As the spring wedding season warms up, increasing numbers of heterosexual couples are using their wedding ceremonies to call for a change to Australia’s marriage law.
Australian support for marriage equality has steadily increased over the years; it has risen from just 38% in 2004. A July 2014 poll showed 72% of Australians supported the legalisation of same-sex marriage.
Despite this support for marriage equality, marriage itself is in decline in Australia. There were just 5.2 marriages per 1000 people in 2014, down from 6.2 in 2004 and 9.2 in 1950. These figures are much lower than in the US. And 74.1% of Australians who do get married now choose a civil rather than religious wedding.
At every civil wedding ceremony in Australia, the discriminatory nature of marriage must be announced by law. The Marriage Act obliges civil celebrants to say:
Before you are joined in marriage in my presence and in the presence of these witnesses, I am to remind you of the solemn and binding nature of the relationship into which you are now about to enter.
Marriage, according to law in Australia, is the union of a man and a woman to the exclusion of all others, voluntarily entered into for life.
This requirement, known colloquially as the “monitum” (Latin for “warning”), has existed since the Marriage Act was enacted as Australia’s first national marriage law in 1961.
… a contribution towards the stability of marriage.
These ideas persist today. Arguments for protecting the institution of marriage were mustered again by the parliament in 2004, this time to justify explicitly excluding same-sex couples from the Marriage Act. Philip Ruddock, then the attorney-general, said:
The government has consistently reiterated the fundamental importance of the place of marriage in our society … [and will] take steps to reinforce the basis of this fundamental institution.
Given the ubiquity of civil marriage and support for marriage equality, how do heterosexual brides and grooms who support marriage equality manage the legal requirement of the monitum at their weddings?
My ongoing research reveals heterosexual couples who believe in marriage equality, and the civil celebrants who marry them, use their wedding ceremonies to protest marriage law in Australia in a number of ways.
Most common were “statements of protest” read by the civil celebrant, bride, groom or another guest before or after the monitum. These express dissatisfaction with the current state of the law and a desire for reform.
Other methods included:
the celebrant reading the monitum quietly or turning the PA system down;
holding private, legal wedding ceremonies with the monitum, and then a separate, public ceremony without it;
holding a commitment ceremony instead of a wedding;
having guests wear ribbons in solidarity; and
from one celebrant, the omission of the monitum during small weddings where they were confident they would not be reported.
My sample is too small to reliably state the extent to which there is a commitment to marriage equality in civil wedding ceremonies nationwide.
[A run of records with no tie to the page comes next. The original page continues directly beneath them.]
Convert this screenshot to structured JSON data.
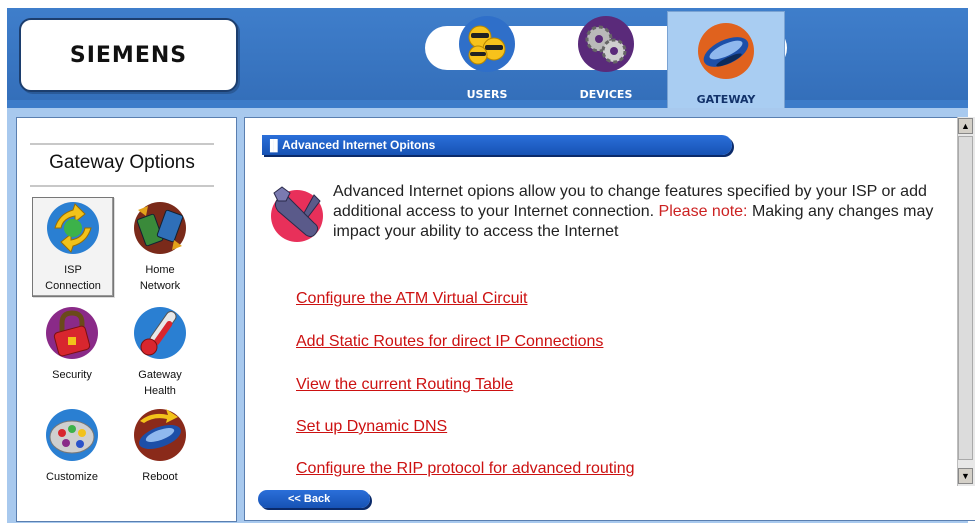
{
  "brand": {
    "logo": "SIEMENS"
  },
  "nav": {
    "tabs": [
      {
        "label": "USERS",
        "icon": "users-icon"
      },
      {
        "label": "DEVICES",
        "icon": "devices-gears-icon"
      },
      {
        "label": "GATEWAY",
        "icon": "gateway-router-icon",
        "active": true
      }
    ]
  },
  "sidebar": {
    "title": "Gateway Options",
    "options": [
      {
        "label": "ISP Connection",
        "line1": "ISP",
        "line2": "Connection",
        "icon": "isp-connection-icon",
        "selected": true
      },
      {
        "label": "Home Network",
        "line1": "Home",
        "line2": "Network",
        "icon": "home-network-icon"
      },
      {
        "label": "Security",
        "line1": "Security",
        "line2": "",
        "icon": "security-lock-icon"
      },
      {
        "label": "Gateway Health",
        "line1": "Gateway",
        "line2": "Health",
        "icon": "thermometer-icon"
      },
      {
        "label": "Customize",
        "line1": "Customize",
        "line2": "",
        "icon": "palette-icon"
      },
      {
        "label": "Reboot",
        "line1": "Reboot",
        "line2": "",
        "icon": "reboot-router-icon"
      }
    ]
  },
  "main": {
    "section_title": "Advanced Internet Opitons",
    "intro_text": "Advanced Internet opions allow you to change features specified by your ISP or add additional access to your Internet connection.",
    "note_label": "Please note:",
    "note_text": "Making any changes may impact your ability to access the Internet",
    "links": [
      "Configure the ATM Virtual Circuit",
      "Add Static Routes for direct IP Connections",
      "View the current Routing Table",
      "Set up Dynamic DNS",
      "Configure the RIP protocol for advanced routing"
    ]
  },
  "footer": {
    "back_label": "<< Back"
  },
  "colors": {
    "banner": "#3d7cc9",
    "frame": "#a8c9ee",
    "link": "#cc1111",
    "header_bar": "#1f5fc8"
  }
}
Estimates from the celebrants I spoke to ranged, at the low end, from a commitment to marriage equality in 2-3% of weddings conducted by that celebrant to 80-90% at the high end.
I will be surveying all registered Australian civil celebrants to reliably understand the magnitude of the protest phenomenon.
Reconciling protests with personal opportunity
What my research does show is getting married while disagreeing with marriage law is a pretty narrow space to inhabit.
One bride, Edith (not her real name), arranged for her celebrant to make a heartfelt statement of protest after the monitum at her wedding. Edith acknowledged the difficulties:
I do have friends that say they wouldn’t get married until the law changes. And I felt like I didn’t want to wait for that. We have reasons for wanting to get married now and do it. There are probably some people who would feel that that’s selling out, and I totally get that, but I just felt like I really wanted to make that clear and not partake in something exclusionary.
Some couples aren’t prepared to sign up. Suzanne and her partner, Kieran, had a wedding ceremony surrounded by family and friends in 2015, but this was not a legal marriage. Suzanne explained why:
Now, women aren’t so much discriminated in the Marriage Act, but same-sex couples absolutely are. And, to me, signing that document is equivalent to saying, ‘I don’t like Hitler, I’m going to join the Nazi Party’ … [people that] get married are inadvertently endorsing the legislation.
If everybody turned around and said, ‘Well, I’m just not going to get married under this legislation anymore,’ the government would be forced to look at it … I cannot sign that document, because as soon as I say I’m legally married … I am consenting to the very issues that I stand against.
Suzanne’s views might suggest something important about Australia’s discriminatory marriage laws: rather than protecting the institution of marriage, they may be directly damaging it. Not only are LGTBI couples unable to access marriage, but straight couples may be unwilling to join an institution seen as exclusionary and outdated.
Reforming marriage laws will strengthen the institution. It will almost certainly increase the marriage rate among gay and straight couples. The sooner the law changes, the less likely marriage’s decline in Australia will be terminal.